Tubuh Nailah yang lemah itu kemudian diseret, diinjak dan disiksa segala rupa oleh para pria jahat penumpah darah kaum muslimin. Pun dengan tubuh putrinya, Maryam, diinjak-injak para penjahat keji.
Menahan segala siksaan, Nailah melihat tubuh Utsman telah tersabet pedang hingga wafat. Segera muslimah pemberani itu menghampiri dan memeluk tubuh sang khalifah. Dengan deraian air mata, ia meneriaki para pembunuh tak manusiawi tersebut, “Mengapa kalian membunuh khalifah?! Padahal beliau adalah orang yang menghidupkan malam dengan Al Qur’an dan banyak rakaat!!!” ujarnya di tengah isak tangis yang sulit dibendung.
Namun para penjahat tersebut telah dibutakan oleh syaitan. Mereka pergi meninggalkan begitu saja rumah khalifah yang telah banjir darah. Peperangan antara pemberontak dan muslimin kemudian terus terjadi. Mereka para pemberontak menguasai kawasan muslim dan membuat seisi kota dirundung ketakutan.
Kaum muslimin bahkan terhalang untuk memakamkan sang khalifah dan menghantarkan kepergian beliau ke alam baka. Di tengah malam yang sepi, Nailah dibantu beberapa shahabat Rasulullah, kemudian membawa jenazah Utsman bin ‘Affan secara sembunyi-sembunyi ke pemakaman. Mereka pun akhirnya mampu menguburkannya.
Kesedihan Nailah tak mampu dielakkan. Ia sangat mencintai Utsman, baik sebagai suami maupun sebagai khalifah. Meski Utsman telah tiada, rasa cintanya tak pernah padam. Ia memilih terus berstatus sebagai istri Utsman dengan menolak banyak lamaran pria lain. Bahkan ketika Muawiyyah bin Abi Sufyan, pendiri Dinasti Umayyah melamarnya, Nailah tetap menolaknya. “Tak ada seorang pun yang dapat menggantikan posisi Utsman di dalam hatiku," ujar Nailah.

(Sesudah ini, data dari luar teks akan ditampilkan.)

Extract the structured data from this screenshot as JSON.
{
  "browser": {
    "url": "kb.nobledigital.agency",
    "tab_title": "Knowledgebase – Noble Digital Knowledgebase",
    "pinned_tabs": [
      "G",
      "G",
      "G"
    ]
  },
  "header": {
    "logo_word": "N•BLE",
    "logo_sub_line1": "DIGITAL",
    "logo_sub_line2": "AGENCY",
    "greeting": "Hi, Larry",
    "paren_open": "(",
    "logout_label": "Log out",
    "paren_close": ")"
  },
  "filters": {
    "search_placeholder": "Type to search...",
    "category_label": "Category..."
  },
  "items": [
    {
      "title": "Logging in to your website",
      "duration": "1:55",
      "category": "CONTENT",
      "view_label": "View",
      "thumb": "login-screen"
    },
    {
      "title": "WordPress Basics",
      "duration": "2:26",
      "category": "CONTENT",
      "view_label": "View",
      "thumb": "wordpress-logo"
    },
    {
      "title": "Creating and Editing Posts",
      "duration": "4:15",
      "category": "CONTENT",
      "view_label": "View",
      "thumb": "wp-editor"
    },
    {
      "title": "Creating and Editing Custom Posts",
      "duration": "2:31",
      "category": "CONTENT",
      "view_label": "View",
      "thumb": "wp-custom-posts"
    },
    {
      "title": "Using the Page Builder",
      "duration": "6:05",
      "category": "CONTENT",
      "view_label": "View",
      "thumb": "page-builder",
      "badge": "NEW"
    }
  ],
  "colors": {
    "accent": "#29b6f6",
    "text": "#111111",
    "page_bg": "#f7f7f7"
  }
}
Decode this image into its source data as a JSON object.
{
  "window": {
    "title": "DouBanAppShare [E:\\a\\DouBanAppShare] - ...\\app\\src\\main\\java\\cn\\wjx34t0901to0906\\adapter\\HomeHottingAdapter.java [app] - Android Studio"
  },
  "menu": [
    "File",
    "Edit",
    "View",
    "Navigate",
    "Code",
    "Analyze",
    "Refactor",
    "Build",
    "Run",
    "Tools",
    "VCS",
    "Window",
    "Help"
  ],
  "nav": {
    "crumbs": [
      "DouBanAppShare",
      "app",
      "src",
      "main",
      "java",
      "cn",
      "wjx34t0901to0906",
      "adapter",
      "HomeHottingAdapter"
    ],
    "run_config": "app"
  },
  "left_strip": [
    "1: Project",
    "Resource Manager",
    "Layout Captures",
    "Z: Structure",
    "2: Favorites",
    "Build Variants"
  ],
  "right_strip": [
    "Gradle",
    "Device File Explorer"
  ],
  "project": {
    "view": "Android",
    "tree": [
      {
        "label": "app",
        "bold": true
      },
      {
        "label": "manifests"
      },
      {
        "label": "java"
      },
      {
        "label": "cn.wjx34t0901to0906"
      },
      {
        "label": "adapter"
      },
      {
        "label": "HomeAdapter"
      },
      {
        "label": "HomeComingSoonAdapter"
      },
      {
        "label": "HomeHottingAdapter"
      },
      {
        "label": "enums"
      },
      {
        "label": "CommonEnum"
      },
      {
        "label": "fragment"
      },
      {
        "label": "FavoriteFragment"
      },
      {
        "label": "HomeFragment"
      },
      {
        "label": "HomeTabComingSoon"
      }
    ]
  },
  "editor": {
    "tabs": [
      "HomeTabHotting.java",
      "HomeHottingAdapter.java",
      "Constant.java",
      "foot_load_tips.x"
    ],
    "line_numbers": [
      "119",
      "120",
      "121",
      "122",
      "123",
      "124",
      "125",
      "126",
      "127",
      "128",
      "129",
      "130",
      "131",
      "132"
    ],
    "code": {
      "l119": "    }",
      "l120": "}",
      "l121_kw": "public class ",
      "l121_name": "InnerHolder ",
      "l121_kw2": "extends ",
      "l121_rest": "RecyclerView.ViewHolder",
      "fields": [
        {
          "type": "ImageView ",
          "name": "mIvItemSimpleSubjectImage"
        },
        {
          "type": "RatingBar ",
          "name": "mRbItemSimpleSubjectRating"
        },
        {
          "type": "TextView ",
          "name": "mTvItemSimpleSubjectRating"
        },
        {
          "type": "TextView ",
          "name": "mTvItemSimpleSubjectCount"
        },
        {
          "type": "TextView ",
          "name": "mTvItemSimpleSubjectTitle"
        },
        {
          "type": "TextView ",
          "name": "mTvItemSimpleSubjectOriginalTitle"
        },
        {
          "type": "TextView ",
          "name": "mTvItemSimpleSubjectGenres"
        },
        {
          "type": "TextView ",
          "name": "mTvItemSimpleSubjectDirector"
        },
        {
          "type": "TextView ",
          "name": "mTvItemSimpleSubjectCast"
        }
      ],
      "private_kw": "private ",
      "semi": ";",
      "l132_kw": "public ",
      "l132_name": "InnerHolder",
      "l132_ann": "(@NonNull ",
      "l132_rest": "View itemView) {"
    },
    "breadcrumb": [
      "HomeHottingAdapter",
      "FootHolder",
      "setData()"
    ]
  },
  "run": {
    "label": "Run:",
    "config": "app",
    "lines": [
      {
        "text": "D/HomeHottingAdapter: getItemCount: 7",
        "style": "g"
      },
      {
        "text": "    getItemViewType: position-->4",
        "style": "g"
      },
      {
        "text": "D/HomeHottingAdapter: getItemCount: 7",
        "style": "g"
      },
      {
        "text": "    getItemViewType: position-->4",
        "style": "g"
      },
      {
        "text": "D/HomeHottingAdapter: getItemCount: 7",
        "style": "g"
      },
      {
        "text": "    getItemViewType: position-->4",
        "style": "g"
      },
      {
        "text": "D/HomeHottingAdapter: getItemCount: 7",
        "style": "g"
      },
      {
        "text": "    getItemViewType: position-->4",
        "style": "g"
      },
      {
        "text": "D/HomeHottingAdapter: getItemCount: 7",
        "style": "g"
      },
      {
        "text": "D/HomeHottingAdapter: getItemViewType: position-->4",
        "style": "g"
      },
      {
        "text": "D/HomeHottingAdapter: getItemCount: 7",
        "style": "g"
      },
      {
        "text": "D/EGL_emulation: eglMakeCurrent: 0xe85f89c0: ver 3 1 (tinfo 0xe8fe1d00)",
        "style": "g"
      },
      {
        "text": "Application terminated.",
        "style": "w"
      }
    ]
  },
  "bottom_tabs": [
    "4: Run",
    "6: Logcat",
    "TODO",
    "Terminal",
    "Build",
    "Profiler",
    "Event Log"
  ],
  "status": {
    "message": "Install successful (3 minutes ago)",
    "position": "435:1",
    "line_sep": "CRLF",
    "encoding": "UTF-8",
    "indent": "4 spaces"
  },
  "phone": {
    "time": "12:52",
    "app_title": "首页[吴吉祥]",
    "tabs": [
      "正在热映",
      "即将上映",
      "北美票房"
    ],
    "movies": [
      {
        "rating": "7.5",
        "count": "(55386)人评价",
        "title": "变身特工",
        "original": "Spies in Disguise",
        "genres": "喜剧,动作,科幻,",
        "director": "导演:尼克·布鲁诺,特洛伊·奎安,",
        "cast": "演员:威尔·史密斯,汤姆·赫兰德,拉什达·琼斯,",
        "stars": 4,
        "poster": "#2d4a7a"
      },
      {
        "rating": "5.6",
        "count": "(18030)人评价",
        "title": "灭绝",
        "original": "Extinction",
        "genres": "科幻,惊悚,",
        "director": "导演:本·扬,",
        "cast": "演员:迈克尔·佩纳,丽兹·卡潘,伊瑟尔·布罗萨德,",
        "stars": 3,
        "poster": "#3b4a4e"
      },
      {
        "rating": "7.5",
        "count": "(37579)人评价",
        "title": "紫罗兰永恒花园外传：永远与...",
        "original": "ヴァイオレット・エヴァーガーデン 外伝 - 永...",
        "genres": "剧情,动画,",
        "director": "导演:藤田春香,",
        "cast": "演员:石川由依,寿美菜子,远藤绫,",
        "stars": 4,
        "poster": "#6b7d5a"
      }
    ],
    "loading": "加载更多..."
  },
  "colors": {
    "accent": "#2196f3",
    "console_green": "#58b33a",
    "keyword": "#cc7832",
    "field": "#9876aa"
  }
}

Wanita yang terkenal cerdas itu pun tak menikah lagi setelah kematian Utsman bin ‘Affan. Padahal, kala itu, usianya masih sangat belia. Parasnya pula masih sangat ayu. Ia pula memiliki kepribadian yang luhur serta meriwayatkan banyak hadits Rasulullah. Kekurangannya hanya satu, yakni jari-jemarinya yang patah. Itu pun merupakan saksi keberaniannya melindungi Utsman.
Melihat kondisi tersebut, tak ada yang menghalangi Nailah untuk menikah lagi. Tak ada pula yang menghalangi pria lain untuk tertarik meminangnya. Namun Nailah memilih setia meski harus berstatus janda. Harapannya hanya satu, ia dapat berkumpul lagi di Surga bersama suami tercinta, sang khalifah ketiga. Nailah tahu betul, wanita akan hidup di akhirat bersama suami terakhirnya. Maka biarlah Utsman menjadi suami pertama dan terakhirnya, serta suaminya kelak di nikmatnya surga Allah Ta’ala.